The election has been and gone, but it ain’t over yet. Dilma, who was expected to win outright, now faces a second round of votes in four weeks. The Greens did unexpectedly well, with the party gaining 19 per cent of votes nationally and coming second in my city.
Here in Rio de Janeiro the people have re-elected Serge Cabral, who has already promised to roll out (sorry for saying roll out) the UPP, a programme of “pacification” of the favelas, which basically means the police will occupy them.

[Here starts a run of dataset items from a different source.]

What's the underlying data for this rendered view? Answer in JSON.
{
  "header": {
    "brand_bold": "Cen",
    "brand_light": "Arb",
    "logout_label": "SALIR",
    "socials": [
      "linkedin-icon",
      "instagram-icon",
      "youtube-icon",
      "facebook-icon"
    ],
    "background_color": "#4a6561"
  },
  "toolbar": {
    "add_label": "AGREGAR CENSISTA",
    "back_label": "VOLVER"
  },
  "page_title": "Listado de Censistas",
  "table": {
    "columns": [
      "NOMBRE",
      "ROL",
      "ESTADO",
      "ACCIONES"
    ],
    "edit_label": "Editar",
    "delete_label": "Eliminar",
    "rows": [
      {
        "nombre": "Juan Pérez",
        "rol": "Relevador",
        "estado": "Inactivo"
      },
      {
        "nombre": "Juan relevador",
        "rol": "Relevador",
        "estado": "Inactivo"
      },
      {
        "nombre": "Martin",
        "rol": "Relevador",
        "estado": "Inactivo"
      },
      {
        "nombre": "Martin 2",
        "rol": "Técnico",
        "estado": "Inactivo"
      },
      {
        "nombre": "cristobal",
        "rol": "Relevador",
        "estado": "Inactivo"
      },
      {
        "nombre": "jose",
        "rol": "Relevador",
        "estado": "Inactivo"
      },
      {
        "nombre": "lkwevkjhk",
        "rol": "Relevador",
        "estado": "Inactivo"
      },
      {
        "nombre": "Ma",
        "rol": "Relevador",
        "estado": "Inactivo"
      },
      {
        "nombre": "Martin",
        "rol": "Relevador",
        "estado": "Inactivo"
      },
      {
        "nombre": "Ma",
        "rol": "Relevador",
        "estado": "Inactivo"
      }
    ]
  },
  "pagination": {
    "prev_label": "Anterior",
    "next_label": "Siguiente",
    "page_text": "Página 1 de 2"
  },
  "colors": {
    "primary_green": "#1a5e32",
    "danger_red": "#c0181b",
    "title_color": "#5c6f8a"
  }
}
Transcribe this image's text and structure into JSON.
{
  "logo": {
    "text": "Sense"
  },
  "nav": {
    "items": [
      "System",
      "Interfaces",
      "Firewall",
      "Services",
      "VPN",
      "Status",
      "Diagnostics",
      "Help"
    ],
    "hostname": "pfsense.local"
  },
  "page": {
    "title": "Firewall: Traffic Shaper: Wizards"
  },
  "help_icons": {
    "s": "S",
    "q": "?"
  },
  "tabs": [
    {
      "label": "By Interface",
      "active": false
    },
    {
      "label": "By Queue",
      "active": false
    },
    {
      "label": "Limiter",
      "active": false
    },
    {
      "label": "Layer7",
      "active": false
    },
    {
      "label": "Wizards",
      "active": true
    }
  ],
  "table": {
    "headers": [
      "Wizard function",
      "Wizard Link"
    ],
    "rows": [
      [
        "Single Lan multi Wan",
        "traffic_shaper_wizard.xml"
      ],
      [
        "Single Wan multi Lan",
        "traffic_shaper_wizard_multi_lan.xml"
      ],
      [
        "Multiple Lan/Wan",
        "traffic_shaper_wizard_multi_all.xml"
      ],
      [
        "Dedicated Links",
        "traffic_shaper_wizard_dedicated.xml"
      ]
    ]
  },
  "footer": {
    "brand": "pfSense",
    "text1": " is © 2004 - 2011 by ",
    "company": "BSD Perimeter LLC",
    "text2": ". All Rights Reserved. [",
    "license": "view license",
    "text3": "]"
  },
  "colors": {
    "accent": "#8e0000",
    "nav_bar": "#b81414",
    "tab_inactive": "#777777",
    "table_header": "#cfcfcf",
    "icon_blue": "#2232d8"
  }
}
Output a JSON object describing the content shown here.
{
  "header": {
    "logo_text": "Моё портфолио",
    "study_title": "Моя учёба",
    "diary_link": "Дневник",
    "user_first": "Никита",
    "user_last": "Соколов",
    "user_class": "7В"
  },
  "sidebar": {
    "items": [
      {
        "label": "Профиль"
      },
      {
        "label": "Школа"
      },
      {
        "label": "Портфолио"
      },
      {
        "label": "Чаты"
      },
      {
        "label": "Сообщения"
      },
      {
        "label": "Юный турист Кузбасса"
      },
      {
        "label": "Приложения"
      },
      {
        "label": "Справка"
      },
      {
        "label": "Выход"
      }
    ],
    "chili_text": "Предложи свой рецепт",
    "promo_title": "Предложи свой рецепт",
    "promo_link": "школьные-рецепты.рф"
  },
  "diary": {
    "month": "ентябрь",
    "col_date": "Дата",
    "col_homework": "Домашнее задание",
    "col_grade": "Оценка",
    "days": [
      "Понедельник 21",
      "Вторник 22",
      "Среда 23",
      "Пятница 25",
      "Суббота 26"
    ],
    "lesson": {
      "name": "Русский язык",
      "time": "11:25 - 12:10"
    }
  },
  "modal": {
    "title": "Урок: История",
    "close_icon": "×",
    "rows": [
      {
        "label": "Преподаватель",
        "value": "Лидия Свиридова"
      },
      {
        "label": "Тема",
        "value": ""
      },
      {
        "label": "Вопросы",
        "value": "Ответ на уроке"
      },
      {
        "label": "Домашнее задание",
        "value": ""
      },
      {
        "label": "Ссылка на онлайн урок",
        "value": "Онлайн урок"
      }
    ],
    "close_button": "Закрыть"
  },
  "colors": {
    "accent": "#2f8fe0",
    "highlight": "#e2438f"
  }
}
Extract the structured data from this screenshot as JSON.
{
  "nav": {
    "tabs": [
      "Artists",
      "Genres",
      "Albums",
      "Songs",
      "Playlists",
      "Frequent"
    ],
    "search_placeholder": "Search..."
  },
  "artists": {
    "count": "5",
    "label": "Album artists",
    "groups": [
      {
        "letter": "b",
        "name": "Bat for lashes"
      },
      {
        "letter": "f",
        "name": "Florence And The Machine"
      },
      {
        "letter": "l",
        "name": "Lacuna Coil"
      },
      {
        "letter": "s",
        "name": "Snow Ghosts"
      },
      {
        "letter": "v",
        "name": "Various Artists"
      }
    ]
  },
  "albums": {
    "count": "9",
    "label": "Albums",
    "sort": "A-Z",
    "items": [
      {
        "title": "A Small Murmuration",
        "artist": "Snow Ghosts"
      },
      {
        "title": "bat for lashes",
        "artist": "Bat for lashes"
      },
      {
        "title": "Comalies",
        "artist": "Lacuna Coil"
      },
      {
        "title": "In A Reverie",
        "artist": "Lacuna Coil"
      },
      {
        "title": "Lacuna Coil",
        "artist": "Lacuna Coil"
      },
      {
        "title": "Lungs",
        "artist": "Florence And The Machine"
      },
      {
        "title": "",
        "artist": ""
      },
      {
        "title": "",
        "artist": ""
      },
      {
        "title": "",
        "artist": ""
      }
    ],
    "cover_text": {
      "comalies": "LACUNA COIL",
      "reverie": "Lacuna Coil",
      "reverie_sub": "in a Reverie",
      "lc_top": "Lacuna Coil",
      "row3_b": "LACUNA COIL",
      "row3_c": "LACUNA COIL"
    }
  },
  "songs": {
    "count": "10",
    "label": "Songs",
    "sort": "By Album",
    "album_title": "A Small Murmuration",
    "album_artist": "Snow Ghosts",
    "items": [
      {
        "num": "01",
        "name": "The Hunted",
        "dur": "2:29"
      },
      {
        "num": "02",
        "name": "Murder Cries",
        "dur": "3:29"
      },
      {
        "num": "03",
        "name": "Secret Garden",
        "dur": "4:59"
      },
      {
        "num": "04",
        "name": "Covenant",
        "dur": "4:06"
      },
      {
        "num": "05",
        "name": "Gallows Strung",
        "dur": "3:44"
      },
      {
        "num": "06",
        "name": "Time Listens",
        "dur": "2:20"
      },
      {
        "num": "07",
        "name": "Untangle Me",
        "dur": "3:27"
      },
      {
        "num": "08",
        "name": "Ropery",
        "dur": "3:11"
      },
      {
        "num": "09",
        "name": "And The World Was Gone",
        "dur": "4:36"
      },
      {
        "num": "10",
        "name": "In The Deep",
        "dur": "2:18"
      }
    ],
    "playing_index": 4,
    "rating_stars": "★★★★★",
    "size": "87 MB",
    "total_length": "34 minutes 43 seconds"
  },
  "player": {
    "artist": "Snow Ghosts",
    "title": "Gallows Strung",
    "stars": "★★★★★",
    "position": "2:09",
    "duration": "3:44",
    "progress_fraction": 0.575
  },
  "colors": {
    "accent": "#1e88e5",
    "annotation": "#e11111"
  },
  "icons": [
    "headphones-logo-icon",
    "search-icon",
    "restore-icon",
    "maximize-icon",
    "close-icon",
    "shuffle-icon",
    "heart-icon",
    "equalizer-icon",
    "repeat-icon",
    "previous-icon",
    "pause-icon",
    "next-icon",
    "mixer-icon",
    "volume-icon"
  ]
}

This extends to Rocinha, where I have already been, the largest of all the favelas containing 200,000 – 250,000 people depending on who you ask. I’ve asked a few people which are the most dangerous, and the answer is usually either Complexo de Alemao or Mare, both of which will be subjected to UPP from now on. The Mare favela is interesting, because it is far north of most of the wealthy people and tourists, but happens to be en route to the international airport. When I was last passing through on my return from Petropolis, a mural of children’s paintings on opaque glass, a recent addition, could not completely conceal the sprawling houses behind. From the van I was in, I saw two policemen, one with the biggest gun I’ve ever seen on his lap, headed there.
Nobody in charge of Rio wants tourists, especially those arriving for the Olympics, to be faced with this sight as soon as they land. Those three favelas (and it isn’t only those Cabral has vowed to tackle) will be an enormous and daunting challenge. Police so far have been commenting in the media that they know it is a drop in ocean, but you must start somewhere. While I agree, to a certain extent, I am reminded of that old phrase: “Tough on crime, tough on the causes of crime.” Now, where did I hear that again???
When you take into account the fact that most middle class people have maids, who often live in and get paid less than my rent, it isn’t any wonder so many people are forced to live in this way. A housekeeper I know is paid $R700 per month, that’s about £260. He lives in most of the time, and is also fed, but this means he doesn’t see his three children during the week. It is so little that this job, which is from Monday until Saturday morning, is not enough and he frequently does other work come the weekends.
It has the result that many adults are like overgrown children, unable to wash their own dishes or change a lightbulb, while the people who actually run their homes for them are consigned to a life without the luxuries, or even basics, their employees don’t know how to operate or clean. Because it’s the norm people here accept it, but the empregada culture has to end if there is any hope of closing the gap here. I don’t want to sound like a puritanical Brit but I think it would be better for both sides if it did.
On a nicer note, there are hummingbirds even in Santa Teresa. The word for hummingbird is Beija-flora (literally kisses flowers), which makes me even happier to discover that they are here.